Les difficultés rencontrées
Mettre en place ces nouvelles pratiques a nécessité un véritable apprentissage. Il a fallu non seulement réinventer ses méthodes de travail, mais aussi chercher un soutien technique, tant auprès d’associations que d’organismes de recherche tels que l'INRAE.
Avec l'aide de Prom’haies, Eric Germond teste des variétés locales, mieux adaptées au changement climatique, mais aussi des espèces exotiques comme le goyavier, l'amandier ou le pistachier. Toutefois il reste convaincu que c’est bien le végétal local qui s'adaptera le mieux. Certaines espèces, comme le pacanier ou le nashi, ont été plantées à titre expérimental, sans garantie quant à leur développement. En partenariat avec le Centre d'initiatives pour valoriser l'agriculture et le milieu rural (CIVAM), des essais sont menés sur des haies dites "climats", avec des plantations de sureau provenant de la Nouvelle-Aquitaine et du Sud-Est. Toutefois, 99 % des haies restent composées de végétaux locaux.
Malgré les avantages à long terme, la mise en place de haies nécessite une implication importante de l’exploitant (création de clôtures, un entretien régulier de l’ordre d’un jour par semaine).

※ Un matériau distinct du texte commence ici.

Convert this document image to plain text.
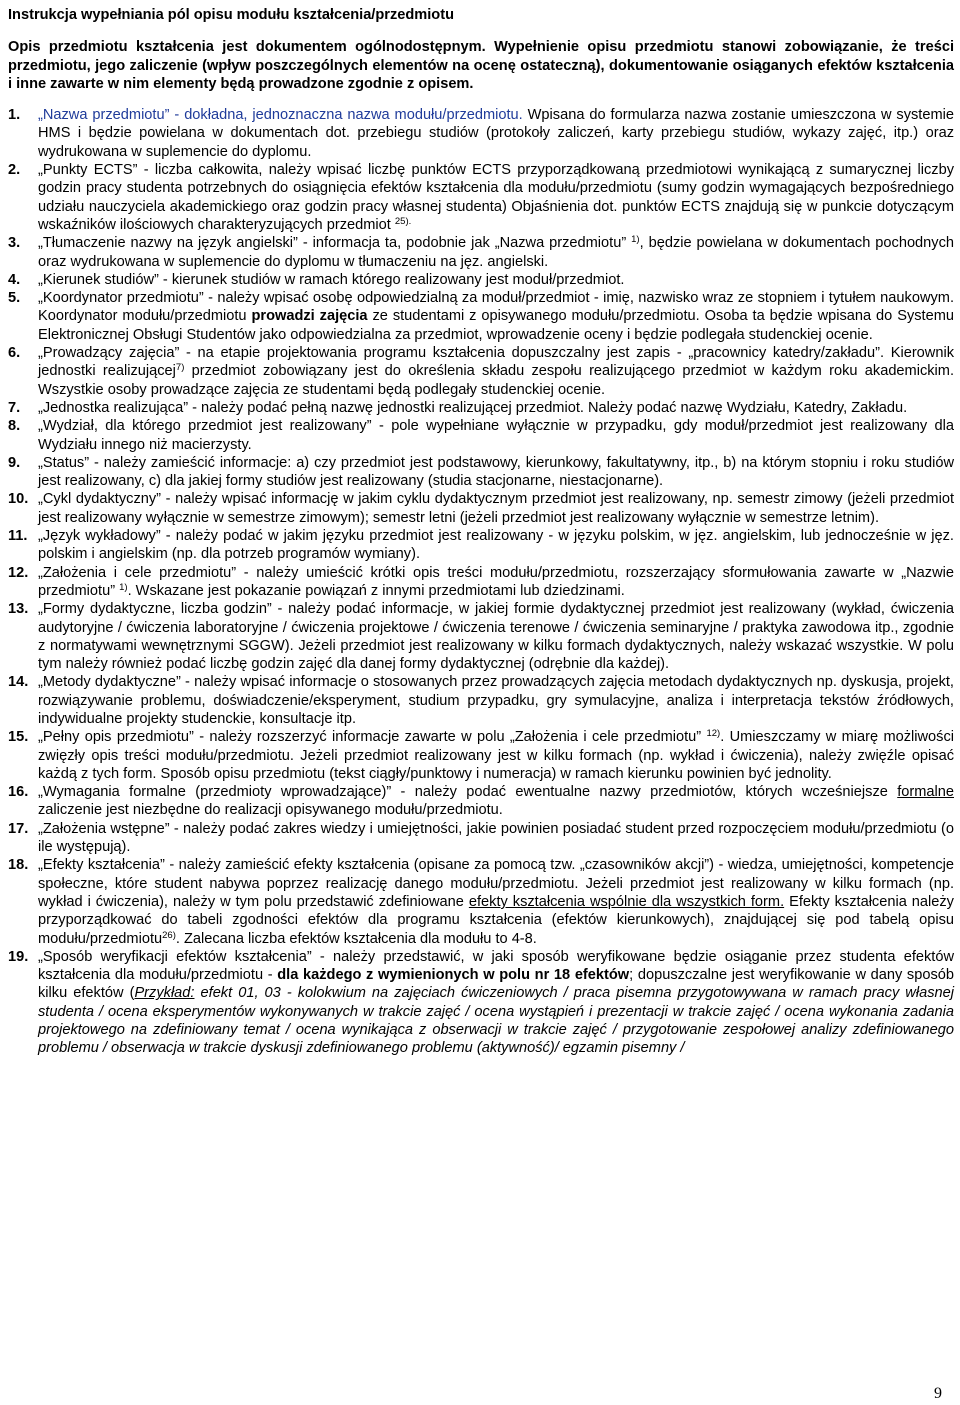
Instrukcja wypełniania pól opisu modułu kształcenia/przedmiotu
Opis przedmiotu kształcenia jest dokumentem ogólnodostępnym. Wypełnienie opisu przedmiotu stanowi zobowiązanie, że treści przedmiotu, jego zaliczenie (wpływ poszczególnych elementów na ocenę ostateczną), dokumentowanie osiąganych efektów kształcenia i inne zawarte w nim elementy będą prowadzone zgodnie z opisem.
1. „Nazwa przedmiotu” - dokładna, jednoznaczna nazwa modułu/przedmiotu. Wpisana do formularza nazwa zostanie umieszczona w systemie HMS i będzie powielana w dokumentach dot. przebiegu studiów (protokoły zaliczeń, karty przebiegu studiów, wykazy zajęć, itp.) oraz wydrukowana w suplemencie do dyplomu.
2. „Punkty ECTS” - liczba całkowita, należy wpisać liczbę punktów ECTS przyporządkowaną przedmiotowi wynikającą z sumarycznej liczby godzin pracy studenta potrzebnych do osiągnięcia efektów kształcenia dla modułu/przedmiotu (sumy godzin wymagających bezpośredniego udziału nauczyciela akademickiego oraz godzin pracy własnej studenta) Objaśnienia dot. punktów ECTS znajdują się w punkcie dotyczącym wskaźników ilościowych charakteryzujących przedmiot $^{25).}$
3. „Tłumaczenie nazwy na język angielski” - informacja ta, podobnie jak „Nazwa przedmiotu” $^{1)}$, będzie powielana w dokumentach pochodnych oraz wydrukowana w suplemencie do dyplomu w tłumaczeniu na jęz. angielski.
4. „Kierunek studiów” - kierunek studiów w ramach którego realizowany jest moduł/przedmiot.
5. „Koordynator przedmiotu” - należy wpisać osobę odpowiedzialną za moduł/przedmiot - imię, nazwisko wraz ze stopniem i tytułem naukowym. Koordynator modułu/przedmiotu prowadzi zajęcia ze studentami z opisywanego modułu/przedmiotu. Osoba ta będzie wpisana do Systemu Elektronicznej Obsługi Studentów jako odpowiedzialna za przedmiot, wprowadzenie oceny i będzie podlegała studenckiej ocenie.
6. „Prowadzący zajęcia” - na etapie projektowania programu kształcenia dopuszczalny jest zapis - „pracownicy katedry/zakładu”. Kierownik jednostki realizującej$^{7)}$ przedmiot zobowiązany jest do określenia składu zespołu realizującego przedmiot w każdym roku akademickim. Wszystkie osoby prowadzące zajęcia ze studentami będą podlegały studenckiej ocenie.
7. „Jednostka realizująca” - należy podać pełną nazwę jednostki realizującej przedmiot. Należy podać nazwę Wydziału, Katedry, Zakładu.
8. „Wydział, dla którego przedmiot jest realizowany” - pole wypełniane wyłącznie w przypadku, gdy moduł/przedmiot jest realizowany dla Wydziału innego niż macierzysty.
9. „Status” - należy zamieścić informacje: a) czy przedmiot jest podstawowy, kierunkowy, fakultatywny, itp., b) na którym stopniu i roku studiów jest realizowany, c) dla jakiej formy studiów jest realizowany (studia stacjonarne, niestacjonarne).
10. „Cykl dydaktyczny” - należy wpisać informację w jakim cyklu dydaktycznym przedmiot jest realizowany, np. semestr zimowy (jeżeli przedmiot jest realizowany wyłącznie w semestrze zimowym); semestr letni (jeżeli przedmiot jest realizowany wyłącznie w semestrze letnim).
11. „Język wykładowy” - należy podać w jakim języku przedmiot jest realizowany - w języku polskim, w jęz. angielskim, lub jednocześnie w jęz. polskim i angielskim (np. dla potrzeb programów wymiany).
12. „Założenia i cele przedmiotu” - należy umieścić krótki opis treści modułu/przedmiotu, rozszerzający sformułowania zawarte w „Nazwie przedmiotu” $^{1)}$. Wskazane jest pokazanie powiązań z innymi przedmiotami lub dziedzinami.
13. „Formy dydaktyczne, liczba godzin” - należy podać informacje, w jakiej formie dydaktycznej przedmiot jest realizowany (wykład, ćwiczenia audytoryjne / ćwiczenia laboratoryjne / ćwiczenia projektowe / ćwiczenia terenowe / ćwiczenia seminaryjne / praktyka zawodowa itp., zgodnie z normatywami wewnętrznymi SGGW). Jeżeli przedmiot jest realizowany w kilku formach dydaktycznych, należy wskazać wszystkie. W polu tym należy również podać liczbę godzin zajęć dla danej formy dydaktycznej (odrębnie dla każdej).
14. „Metody dydaktyczne” - należy wpisać informacje o stosowanych przez prowadzących zajęcia metodach dydaktycznych np. dyskusja, projekt, rozwiązywanie problemu, doświadczenie/eksperyment, studium przypadku, gry symulacyjne, analiza i interpretacja tekstów źródłowych, indywidualne projekty studenckie, konsultacje itp.
15. „Pełny opis przedmiotu” - należy rozszerzyć informacje zawarte w polu „Założenia i cele przedmiotu” $^{12)}$. Umieszczamy w miarę możliwości zwięzły opis treści modułu/przedmiotu. Jeżeli przedmiot realizowany jest w kilku formach (np. wykład i ćwiczenia), należy zwięźle opisać każdą z tych form. Sposób opisu przedmiotu (tekst ciągły/punktowy i numeracja) w ramach kierunku powinien być jednolity.
16. „Wymagania formalne (przedmioty wprowadzające)” - należy podać ewentualne nazwy przedmiotów, których wcześniejsze formalne zaliczenie jest niezbędne do realizacji opisywanego modułu/przedmiotu.
17. „Założenia wstępne” - należy podać zakres wiedzy i umiejętności, jakie powinien posiadać student przed rozpoczęciem modułu/przedmiotu (o ile występują).
18. „Efekty kształcenia” - należy zamieścić efekty kształcenia (opisane za pomocą tzw. „czasowników akcji”) - wiedza, umiejętności, kompetencje społeczne, które student nabywa poprzez realizację danego modułu/przedmiotu. Jeżeli przedmiot jest realizowany w kilku formach (np. wykład i ćwiczenia), należy w tym polu przedstawić zdefiniowane efekty kształcenia wspólnie dla wszystkich form. Efekty kształcenia należy przyporządkować do tabeli zgodności efektów dla programu kształcenia (efektów kierunkowych), znajdującej się pod tabelą opisu modułu/przedmiotu$^{26)}$. Zalecana liczba efektów kształcenia dla modułu to 4-8.
19. „Sposób weryfikacji efektów kształcenia” - należy przedstawić, w jaki sposób weryfikowane będzie osiąganie przez studenta efektów kształcenia dla modułu/przedmiotu - dla każdego z wymienionych w polu nr 18 efektów; dopuszczalne jest weryfikowanie w dany sposób kilku efektów (Przykład: efekt 01, 03 - kolokwium na zajęciach ćwiczeniowych / praca pisemna przygotowywana w ramach pracy własnej studenta / ocena eksperymentów wykonywanych w trakcie zajęć / ocena wystąpień i prezentacji w trakcie zajęć / ocena wykonania zadania projektowego na zdefiniowany temat / ocena wynikająca z obserwacji w trakcie zajęć / przygotowanie zespołowej analizy zdefiniowanego problemu / obserwacja w trakcie dyskusji zdefiniowanego problemu (aktywność)/ egzamin pisemny /
9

La plantation de haies implique également une réflexion globale : il faut définir chaque îlot, déterminer au préalable l’emplacement des abreuvoirs, des points d’ombres, savoir où planter et comment orienter les haies en fonction des besoins spécifiques (plantation perpendiculaire à la pente pour lutter contre l’érosion, parallèle pour les phénomènes d’inondation) et à quel endroit.
Conclusion
Les haies jouent un rôle essentiel en protégeant le bétail des intempéries : elles servent de brise-vent, apportent de l'ombre et assurent une meilleure résistance aux aléas climatiques.
Le couvert permanent des prairies joue également un rôle crucial dans l'enrichissement du sol : il permet d’apporter de l’humus, garantissant une production d’herbe sur une prairie permanente comparable à celle d’une prairie temporaire qui aurait été ressemée, tout en favorisant le stockage de l’eau. En effet, 1 kg d’humus peut retenir jusqu’à 7 litres d’eau. Lors des automnes pluvieux, le sol riche en humus peut retenir l’eau pendant plusieurs semaines avant qu'elle n'atteigne la rivière.
Grâce aux haies, Éric Germond n’a plus connu de coulées de boue ni de phénomènes d’érosion ou de ruissellement. Le sol est désormais mieux protégé, et les risques liés à ces phénomènes ont disparu.